One of the things I like about this exercise is how later sections make you revise your understanding of earlier sections. Each short section is replete with possibilities, things hinted at, unsaid, story potentialities. Each new section, focused by the word, picks up on one of these, developing one possible story line and foreclosing on others. But in the process opens up new unforeseen possibilities. Each new section forces a new understanding of the previous section, a bit like the present acting back and modifying the writer’s understanding of the past – a bit like time travel! My story was called ‘The Three Sisters’ and I’ll publish it here.

The other writing activity during the lock-down involves my other creative writing course with an establish group at Headingley, Leeds. I’ve helped set up a web site for the group to publish some of its work. They’ve been together for up to seven years and I’m very much the new boy but they are very friendly and supportive. Our meetings were due to start at the end of this month but have had to be put on hold.
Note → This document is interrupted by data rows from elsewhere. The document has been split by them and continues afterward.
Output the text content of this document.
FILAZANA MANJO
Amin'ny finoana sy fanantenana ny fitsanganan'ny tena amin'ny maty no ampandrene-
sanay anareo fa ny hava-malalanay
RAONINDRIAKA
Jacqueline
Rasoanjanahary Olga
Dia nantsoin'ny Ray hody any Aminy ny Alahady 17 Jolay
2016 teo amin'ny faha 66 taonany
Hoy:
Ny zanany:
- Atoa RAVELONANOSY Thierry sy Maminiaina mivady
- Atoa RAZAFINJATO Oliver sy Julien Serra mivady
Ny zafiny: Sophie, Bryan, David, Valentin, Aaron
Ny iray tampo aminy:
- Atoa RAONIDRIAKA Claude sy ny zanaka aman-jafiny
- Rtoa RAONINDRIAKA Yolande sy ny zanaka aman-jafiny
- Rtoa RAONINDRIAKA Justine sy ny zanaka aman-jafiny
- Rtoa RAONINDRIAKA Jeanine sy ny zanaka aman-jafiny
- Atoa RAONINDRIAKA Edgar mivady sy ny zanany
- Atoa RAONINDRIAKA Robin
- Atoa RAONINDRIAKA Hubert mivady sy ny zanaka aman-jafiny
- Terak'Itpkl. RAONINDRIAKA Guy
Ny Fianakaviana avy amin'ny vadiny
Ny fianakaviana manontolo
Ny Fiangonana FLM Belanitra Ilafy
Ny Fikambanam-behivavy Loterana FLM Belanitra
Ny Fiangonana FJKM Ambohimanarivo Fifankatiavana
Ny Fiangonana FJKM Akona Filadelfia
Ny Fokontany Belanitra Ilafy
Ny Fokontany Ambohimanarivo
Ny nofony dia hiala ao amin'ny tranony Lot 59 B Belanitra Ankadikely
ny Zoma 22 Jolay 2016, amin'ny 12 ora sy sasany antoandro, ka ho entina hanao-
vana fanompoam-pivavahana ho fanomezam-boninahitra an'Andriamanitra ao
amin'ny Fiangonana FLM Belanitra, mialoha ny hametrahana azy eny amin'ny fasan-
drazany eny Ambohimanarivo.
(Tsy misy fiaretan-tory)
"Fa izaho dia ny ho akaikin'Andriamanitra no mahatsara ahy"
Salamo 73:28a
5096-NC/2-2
In the meantime we have been meeting on-line weekly using Zoom where we share what we have written as the previous week’s writing task. This has worked very well and fortunately most of the group have been able to access this system for on-line meetings. So far all the tasks have been poetry and to my surprise I’ve enjoyed them, not being a poet or having any pretensions of being one. I have written a villanelle, an acrostic and an ekphrastic poem. All will be revealed when I post then here! The group has a number of very accomplished and published poets and there feedback has been very encouraging.